Friday, March 23, 2018

Review: HICHKI



The Only Hitch, It's Been Done To Death.


2 stars


Mini Review:


Take all the underdog students and hero teacher films and
add a dose of Right To Education and a give the teacher
Tourettes so we also learn to empathise with differently-
abled people. The film checks all the boxes of stereotypes
and yet only a couple of scenes manage to touch you. It’s
neither Dangerous Minds, nor is it To Sir With Love. Rani
Mukherji needed a stronger, smarter script.


Main Review:


Rani Mukherji plays Naina Mathur, a highly qualified teacher
with just one ‘problem’. She suffers from Tourette’s Syndrome
which means she is unable to control the hiccup-like sounds
that become worse when she is nervous. She gets a job to
teach the kids who have been given admission to a fancy
school simply because the school cannot deny admissions to
kids because of their poor background under the new Right To
Education. So far so good.


We see how Naina suffered ridicule at school and was inspired
by a wonderful teacher - a sequence very well and rather
empathetically shot. We see how her dad (Sachin Pilgaonkar)
does not understand his daughter and wants to send her to a
special school, but her mother (Supriya Pilgaonkar) wants Naina
to lead a normal life. Naina has not forgiven her dad for leaving
them. So far, so good.  


Then begins the descent into stereotype. The Principal
(Shivkumar Subramaniam) is good, but the Science teacher
(Neeraj Kabi) is bad. The kids from grade 9A are all privileged
and scholarly but some are rotten. The kids that Rani Mukherji
has to teach are in 9F: ‘Failures’, ‘Not fit to study in this school’,
‘poor’, from the wrong side of the tracks. The kids themselves are
so stereotypical you begin to gag on your popcorn: One raps, one
is a math whiz but gambles on the street, another brings okra to
cut so she can cook for the family (you begin to wonder if there’s
no other vegetable poor folks eat), there’s a lad who works in the
bicycle shop and he’s mad at the whole world, another works in a
car chop shop who is best friends with the boy who is mad at the
world. Then there’s a couple of girls who are very bright. Another
belongs to a Muslim community and her father has great dreams
for her. Yes, there’s also romance in the form of the lad who’s
mad the world likes a girl who is a prefect and from the fancy ‘9A’
hence perfect. By the time you groan you watch kids play pranks
on the new teacher by sawing off the legs off her chair, explode
stuff in a bin, you know science stuff…


The teacher sticks on and teaches them math and science and
chemistry (no, don’t ask why no other teacher in school is
assigned to that class!) and makes it all fun and games and sticks
up for the naughty students (winning them over stereotype box
checked!). The Science Teacher Mr Wadia (Neeraj Kabi) hates
these kids, and no one tells you why. He’s just nasty. So we see
Naina’s encounters with this bad teacher and hear platitudes like:
There are no good and bad students, only good and bad teachers.
You know there will be a faceoff between the privileged students
and the underdog students. Thankfully there is no math/science
olympiad but a final exam. Asif Basra gets to play the school peon,
Shyamlal, who you know will turn out to be a turncoat. You are
beyond groaning at this point. Could it get any more pathetic?

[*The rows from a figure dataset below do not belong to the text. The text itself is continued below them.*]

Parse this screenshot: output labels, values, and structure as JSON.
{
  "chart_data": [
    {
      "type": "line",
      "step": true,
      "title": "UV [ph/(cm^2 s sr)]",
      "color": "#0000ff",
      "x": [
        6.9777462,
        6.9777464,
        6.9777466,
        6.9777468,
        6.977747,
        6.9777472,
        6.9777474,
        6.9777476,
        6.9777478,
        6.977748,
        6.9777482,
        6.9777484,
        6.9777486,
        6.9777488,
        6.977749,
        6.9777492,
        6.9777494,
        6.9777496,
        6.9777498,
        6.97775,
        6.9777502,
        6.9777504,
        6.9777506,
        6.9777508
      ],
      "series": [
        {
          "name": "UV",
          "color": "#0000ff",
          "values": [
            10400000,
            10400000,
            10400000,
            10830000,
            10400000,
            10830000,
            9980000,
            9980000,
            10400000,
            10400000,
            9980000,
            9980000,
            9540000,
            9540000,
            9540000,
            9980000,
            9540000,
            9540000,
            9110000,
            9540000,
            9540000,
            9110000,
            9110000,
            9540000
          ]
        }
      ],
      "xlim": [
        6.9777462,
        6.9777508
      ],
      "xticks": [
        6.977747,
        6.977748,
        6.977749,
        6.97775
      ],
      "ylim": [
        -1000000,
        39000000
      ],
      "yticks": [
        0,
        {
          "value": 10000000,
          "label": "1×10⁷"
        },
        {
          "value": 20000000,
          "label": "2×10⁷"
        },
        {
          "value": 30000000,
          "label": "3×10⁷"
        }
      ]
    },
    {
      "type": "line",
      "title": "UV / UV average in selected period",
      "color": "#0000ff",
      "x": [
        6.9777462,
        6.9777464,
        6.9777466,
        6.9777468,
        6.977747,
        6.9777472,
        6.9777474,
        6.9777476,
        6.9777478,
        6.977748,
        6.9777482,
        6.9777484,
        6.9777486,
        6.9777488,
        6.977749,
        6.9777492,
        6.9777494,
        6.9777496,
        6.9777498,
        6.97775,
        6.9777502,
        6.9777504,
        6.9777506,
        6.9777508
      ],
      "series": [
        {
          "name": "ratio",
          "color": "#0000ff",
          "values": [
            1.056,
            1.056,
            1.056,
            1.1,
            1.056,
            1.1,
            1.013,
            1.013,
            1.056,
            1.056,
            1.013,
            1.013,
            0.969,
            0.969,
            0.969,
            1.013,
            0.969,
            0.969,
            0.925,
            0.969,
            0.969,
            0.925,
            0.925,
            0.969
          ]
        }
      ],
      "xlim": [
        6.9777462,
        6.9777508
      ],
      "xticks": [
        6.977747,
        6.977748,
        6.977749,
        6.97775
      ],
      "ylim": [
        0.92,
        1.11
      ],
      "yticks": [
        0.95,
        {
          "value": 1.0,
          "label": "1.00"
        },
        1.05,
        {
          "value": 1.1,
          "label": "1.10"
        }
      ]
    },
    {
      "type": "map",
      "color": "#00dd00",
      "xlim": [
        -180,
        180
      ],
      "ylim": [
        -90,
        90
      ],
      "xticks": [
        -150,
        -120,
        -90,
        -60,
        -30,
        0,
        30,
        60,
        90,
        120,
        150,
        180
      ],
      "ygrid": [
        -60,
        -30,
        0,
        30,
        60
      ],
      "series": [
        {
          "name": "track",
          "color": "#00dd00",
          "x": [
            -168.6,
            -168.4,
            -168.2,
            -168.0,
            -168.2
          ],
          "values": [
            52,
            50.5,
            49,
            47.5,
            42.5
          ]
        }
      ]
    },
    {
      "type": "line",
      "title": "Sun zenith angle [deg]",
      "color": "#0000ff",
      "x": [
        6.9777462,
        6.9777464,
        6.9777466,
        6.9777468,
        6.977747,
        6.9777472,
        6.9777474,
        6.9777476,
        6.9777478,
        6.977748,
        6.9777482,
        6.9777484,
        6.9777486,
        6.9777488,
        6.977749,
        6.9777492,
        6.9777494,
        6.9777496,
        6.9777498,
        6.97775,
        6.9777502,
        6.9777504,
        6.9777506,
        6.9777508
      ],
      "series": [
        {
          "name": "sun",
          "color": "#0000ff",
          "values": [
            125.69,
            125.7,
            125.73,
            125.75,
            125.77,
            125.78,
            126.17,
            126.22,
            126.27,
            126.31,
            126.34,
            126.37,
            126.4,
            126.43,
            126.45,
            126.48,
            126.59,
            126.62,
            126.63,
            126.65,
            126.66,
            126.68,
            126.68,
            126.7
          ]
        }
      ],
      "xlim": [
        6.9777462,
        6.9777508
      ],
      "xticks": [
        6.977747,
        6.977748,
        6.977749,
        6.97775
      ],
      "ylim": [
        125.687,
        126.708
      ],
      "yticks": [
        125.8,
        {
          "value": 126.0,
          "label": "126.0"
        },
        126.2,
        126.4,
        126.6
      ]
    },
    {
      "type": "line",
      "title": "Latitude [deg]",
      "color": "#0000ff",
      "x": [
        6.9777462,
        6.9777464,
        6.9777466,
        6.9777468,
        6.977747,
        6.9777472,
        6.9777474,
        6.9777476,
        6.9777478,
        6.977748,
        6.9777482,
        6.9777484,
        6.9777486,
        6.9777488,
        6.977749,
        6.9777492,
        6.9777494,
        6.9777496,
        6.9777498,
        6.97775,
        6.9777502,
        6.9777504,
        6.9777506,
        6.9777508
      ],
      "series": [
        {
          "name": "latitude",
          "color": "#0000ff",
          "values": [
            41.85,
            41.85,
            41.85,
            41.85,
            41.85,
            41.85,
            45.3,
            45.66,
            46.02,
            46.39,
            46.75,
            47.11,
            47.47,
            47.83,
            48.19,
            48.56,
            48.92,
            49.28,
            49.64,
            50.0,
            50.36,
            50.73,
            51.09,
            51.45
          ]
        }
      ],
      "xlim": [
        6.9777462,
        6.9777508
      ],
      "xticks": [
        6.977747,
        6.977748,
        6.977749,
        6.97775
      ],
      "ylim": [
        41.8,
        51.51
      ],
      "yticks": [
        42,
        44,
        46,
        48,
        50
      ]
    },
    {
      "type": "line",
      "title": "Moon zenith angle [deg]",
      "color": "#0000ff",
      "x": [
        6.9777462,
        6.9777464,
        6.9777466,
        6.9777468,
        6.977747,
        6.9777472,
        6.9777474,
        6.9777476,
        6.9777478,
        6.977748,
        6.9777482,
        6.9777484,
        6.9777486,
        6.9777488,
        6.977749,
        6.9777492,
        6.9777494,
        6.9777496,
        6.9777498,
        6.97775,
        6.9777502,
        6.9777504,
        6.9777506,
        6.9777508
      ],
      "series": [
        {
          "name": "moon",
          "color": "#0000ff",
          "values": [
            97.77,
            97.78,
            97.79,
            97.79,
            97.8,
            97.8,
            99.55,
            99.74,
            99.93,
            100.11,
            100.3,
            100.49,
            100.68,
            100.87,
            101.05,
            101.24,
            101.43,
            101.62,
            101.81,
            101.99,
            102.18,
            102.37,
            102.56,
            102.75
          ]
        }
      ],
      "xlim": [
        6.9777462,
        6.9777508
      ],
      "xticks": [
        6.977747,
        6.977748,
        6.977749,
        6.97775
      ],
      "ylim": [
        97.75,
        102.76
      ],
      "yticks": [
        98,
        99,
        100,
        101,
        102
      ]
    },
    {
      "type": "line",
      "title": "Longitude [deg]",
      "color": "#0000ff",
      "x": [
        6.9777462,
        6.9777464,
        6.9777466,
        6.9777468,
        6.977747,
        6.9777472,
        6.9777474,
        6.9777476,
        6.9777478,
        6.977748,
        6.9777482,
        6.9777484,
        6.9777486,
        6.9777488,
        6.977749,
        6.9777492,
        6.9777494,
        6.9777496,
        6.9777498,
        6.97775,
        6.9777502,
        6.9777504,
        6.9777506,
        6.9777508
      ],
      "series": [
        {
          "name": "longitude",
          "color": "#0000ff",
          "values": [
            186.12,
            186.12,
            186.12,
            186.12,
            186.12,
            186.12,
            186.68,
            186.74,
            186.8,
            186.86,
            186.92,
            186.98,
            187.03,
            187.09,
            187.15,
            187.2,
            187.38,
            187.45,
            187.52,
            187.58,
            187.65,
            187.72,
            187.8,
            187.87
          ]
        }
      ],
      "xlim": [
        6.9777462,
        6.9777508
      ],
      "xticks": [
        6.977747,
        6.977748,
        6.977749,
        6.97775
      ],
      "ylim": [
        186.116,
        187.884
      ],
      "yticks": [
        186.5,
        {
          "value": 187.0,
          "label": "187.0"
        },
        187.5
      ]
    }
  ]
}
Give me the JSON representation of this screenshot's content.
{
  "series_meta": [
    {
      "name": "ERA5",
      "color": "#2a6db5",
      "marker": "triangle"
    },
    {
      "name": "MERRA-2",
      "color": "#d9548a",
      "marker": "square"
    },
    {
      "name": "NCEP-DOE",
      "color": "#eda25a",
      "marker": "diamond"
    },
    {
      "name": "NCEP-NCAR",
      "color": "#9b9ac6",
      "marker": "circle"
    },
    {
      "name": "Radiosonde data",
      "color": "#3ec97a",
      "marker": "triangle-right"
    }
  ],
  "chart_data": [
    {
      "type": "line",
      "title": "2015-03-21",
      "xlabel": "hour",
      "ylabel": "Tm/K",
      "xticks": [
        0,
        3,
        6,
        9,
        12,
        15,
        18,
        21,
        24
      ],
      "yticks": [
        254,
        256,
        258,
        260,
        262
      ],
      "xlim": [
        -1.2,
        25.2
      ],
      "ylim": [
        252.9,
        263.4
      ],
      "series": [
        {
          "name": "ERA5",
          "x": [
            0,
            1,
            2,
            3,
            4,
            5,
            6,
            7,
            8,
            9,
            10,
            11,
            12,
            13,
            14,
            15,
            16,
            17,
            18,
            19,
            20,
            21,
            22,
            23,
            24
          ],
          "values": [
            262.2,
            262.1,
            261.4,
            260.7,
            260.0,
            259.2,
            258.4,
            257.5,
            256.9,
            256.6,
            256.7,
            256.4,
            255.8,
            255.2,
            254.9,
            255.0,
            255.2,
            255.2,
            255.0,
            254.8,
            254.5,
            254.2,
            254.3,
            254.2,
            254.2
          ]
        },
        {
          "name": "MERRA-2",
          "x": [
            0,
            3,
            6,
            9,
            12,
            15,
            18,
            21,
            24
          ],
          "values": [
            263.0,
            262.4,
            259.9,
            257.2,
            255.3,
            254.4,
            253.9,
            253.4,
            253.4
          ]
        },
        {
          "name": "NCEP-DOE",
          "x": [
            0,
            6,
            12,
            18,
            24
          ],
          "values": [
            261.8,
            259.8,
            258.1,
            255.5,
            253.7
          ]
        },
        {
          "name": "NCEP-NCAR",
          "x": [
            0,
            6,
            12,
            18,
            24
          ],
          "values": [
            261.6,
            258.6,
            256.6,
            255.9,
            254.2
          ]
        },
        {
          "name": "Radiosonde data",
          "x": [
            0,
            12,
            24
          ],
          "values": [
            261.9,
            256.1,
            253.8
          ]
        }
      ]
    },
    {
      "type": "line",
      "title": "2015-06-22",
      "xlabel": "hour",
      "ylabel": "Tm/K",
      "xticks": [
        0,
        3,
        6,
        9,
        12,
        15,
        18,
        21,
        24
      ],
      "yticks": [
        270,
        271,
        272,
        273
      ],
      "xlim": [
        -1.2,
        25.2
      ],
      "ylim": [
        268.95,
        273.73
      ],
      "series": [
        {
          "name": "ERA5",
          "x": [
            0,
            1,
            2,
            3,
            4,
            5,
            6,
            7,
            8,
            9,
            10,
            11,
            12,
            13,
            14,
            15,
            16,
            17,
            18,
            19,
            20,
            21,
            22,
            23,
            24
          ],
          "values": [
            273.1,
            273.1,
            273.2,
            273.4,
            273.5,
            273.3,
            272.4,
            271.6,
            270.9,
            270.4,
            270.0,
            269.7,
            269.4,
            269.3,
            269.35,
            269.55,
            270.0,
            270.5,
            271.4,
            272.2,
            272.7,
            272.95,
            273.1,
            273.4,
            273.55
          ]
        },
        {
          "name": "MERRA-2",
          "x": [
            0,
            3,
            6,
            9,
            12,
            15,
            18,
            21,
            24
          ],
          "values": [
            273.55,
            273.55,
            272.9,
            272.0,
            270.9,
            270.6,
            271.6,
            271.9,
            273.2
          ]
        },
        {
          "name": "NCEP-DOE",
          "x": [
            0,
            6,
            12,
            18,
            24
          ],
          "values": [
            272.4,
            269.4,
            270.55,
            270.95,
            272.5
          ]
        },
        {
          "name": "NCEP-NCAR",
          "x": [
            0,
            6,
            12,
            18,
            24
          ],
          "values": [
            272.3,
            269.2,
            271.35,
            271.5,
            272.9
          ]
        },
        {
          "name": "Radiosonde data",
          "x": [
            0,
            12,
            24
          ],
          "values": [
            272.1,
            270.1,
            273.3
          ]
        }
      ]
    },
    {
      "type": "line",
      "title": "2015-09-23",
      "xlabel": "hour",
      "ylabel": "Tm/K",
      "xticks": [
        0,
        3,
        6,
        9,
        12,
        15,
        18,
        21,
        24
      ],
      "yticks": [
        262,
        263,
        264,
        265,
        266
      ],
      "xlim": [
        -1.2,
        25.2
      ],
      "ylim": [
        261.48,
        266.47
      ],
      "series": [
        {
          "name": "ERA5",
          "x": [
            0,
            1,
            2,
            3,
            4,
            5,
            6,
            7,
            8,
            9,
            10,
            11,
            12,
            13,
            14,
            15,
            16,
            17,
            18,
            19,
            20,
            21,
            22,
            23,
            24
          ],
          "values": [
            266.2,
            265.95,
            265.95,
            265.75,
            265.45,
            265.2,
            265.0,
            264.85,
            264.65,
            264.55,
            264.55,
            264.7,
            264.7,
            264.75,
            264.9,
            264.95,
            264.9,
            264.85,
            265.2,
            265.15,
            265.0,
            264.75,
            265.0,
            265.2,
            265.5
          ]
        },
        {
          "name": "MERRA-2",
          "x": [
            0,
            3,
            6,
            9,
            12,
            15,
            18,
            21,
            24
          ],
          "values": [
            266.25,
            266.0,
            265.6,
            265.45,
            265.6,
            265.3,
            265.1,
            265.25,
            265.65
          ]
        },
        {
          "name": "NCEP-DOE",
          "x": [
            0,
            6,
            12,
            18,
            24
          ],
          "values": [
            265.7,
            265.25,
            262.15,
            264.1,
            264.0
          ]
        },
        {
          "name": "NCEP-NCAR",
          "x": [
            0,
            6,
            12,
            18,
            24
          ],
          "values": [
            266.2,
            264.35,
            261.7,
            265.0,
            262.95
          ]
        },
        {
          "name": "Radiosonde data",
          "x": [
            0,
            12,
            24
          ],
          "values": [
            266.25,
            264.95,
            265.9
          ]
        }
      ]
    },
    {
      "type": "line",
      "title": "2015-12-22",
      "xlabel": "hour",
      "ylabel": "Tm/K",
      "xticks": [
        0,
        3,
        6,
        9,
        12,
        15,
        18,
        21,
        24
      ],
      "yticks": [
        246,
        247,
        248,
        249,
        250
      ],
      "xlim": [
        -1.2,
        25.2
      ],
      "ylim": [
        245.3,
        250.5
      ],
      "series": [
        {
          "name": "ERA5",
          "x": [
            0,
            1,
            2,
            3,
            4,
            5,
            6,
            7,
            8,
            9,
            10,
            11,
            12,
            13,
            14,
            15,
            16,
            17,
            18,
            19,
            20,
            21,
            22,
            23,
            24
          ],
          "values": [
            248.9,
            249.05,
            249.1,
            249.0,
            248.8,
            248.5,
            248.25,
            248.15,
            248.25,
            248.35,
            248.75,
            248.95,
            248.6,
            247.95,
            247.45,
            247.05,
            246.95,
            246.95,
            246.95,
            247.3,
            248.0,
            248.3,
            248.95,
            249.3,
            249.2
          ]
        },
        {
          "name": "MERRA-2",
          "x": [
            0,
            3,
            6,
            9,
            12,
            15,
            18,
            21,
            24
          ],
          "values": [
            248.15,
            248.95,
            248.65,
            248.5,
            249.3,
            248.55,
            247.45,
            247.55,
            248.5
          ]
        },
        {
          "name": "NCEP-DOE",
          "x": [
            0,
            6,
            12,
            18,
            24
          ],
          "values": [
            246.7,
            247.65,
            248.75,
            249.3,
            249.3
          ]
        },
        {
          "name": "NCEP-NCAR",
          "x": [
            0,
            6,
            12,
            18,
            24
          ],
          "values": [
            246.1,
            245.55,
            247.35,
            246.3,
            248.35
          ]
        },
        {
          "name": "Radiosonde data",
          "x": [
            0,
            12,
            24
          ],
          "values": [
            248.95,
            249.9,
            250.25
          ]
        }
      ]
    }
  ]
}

It’s been shot well, and Rani’s angry helpless breakdown at school
will bring tears to your eyes, but everything else is so sloppily
written, you know how it is going to end. Yes, Sachin the dad
comes around, the badly behaved kids call her their Pole Star,
guiding light, the bad teacher realises his prejudices and all’s
well you think, but no! The filmmakers have watched Vinod
Khanna’s film Imtihan (1974) and want to give the same iconic
tears and joy farewell to Naina Mathur as well… Rani Mukherji
is a good actor, and to see her in this stereotypical high school
film is a pity. This film is nice, but fails to touch your heart.